Hay tradiciones que explican Valencia mucho mejor que cualquier guía turística. Costumbres que pasan de padres a hijos y que mezclan historia, fe, sentimiento y ese vínculo tan especial que los valencianos mantenemos con nuestra tierra. Una de ellas tiene como protagonistas a las mujeres embarazadas y a la Catedral de Valencia.
La tradición manda dar nueve vueltas por el interior de la Catedral, una por cada mes de gestación, encomendándose a Nuestra Señora del Buen Parto, una imagen del siglo XV situada en la girola, detrás del Altar Mayor, conocida antiguamente como Virgen del Coro o Virgen de la Cadira.

En cada vuelta, al llegar ante la Virgen, se reza un Padrenuestro, un Avemaría y un Gloria, junto a la oración dedicada a Nuestra Señora del Buen Parto. Una tradición que comenzó a popularizarse a principios del siglo XX y que continúa plenamente viva entre las familias valencianas.
Antes de comenzar, se entrega a la futura madre una estampa con la oración y una vela que tradicionalmente se guarda para el momento del parto. Cuando llega el esperado día y se emprende el camino hacia el hospital, esa vela se enciende como símbolo de protección, esperanza y fe.
Y en esta ocasión me tocó vivirlo a mí junto a mi mujer.
Desde el primer momento sorprende el cariño con el que te reciben cuando explicas que vienes a cumplir la tradición. Te cuentan cómo realizar las nueve vueltas, te entregan la estampa y la vela y puedes dejar la voluntad. En nuestro caso tuvimos, además, una suerte especial: al no celebrarse misa y encontrarse la Catedral cerrada al turismo en ese momento, nos permitieron realizar el recorrido prácticamente en soledad.
Nueve vueltas por una Catedral de Valencia casi vacía.
Es difícil explicar lo que se siente. Caminas por uno de los grandes monumentos de nuestra ciudad mientras se mezclan la alegría por lo que está por venir, la esperanza de que todo salga bien, la pasión por nuestras tradiciones y, por supuesto, la fe.
Cuando llegamos había otra pareja realizando el recorrido, que terminó poco después. Más tarde apareció otra escena que quizá resume por sí sola toda esta tradición: una madre acompañada de la abuela y de su bebé recién nacido acudía a la Virgen para llevarle flores y agradecer que todo hubiera salido bien.
Porque la tradición no termina necesariamente con las nueve vueltas. Muchas familias regresan después del nacimiento para presentar al pequeño y depositar flores ante la Virgen como muestra de agradecimiento.

Como tantas costumbres valencianas, esta también está profundamente ligada a nuestras raíces cristianas.
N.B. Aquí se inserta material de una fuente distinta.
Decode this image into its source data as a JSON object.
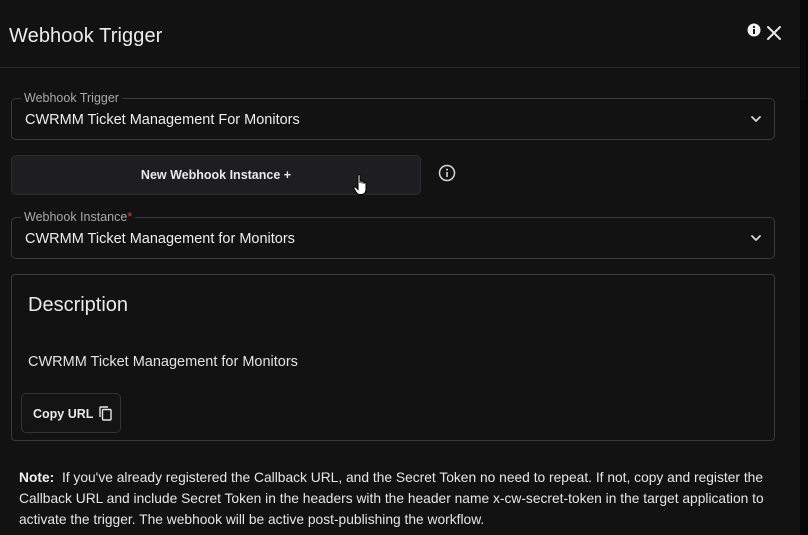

Pero, por encima de todo, representa algo muy humano: el deseo de unos padres de que su hijo llegue bien al mundo.
Una tradición más de nuestra querida Valencia que merece ser conocida, conservada y transmitida. Porque en momentos llenos de ilusión, pero también de incertidumbre, nuestras tradiciones siguen siendo capaces de acompañarnos y regalarnos vivencias difíciles de olvidar.
Y después de haber dado esas nueve vueltas, puedo decir que esta es una de ellas.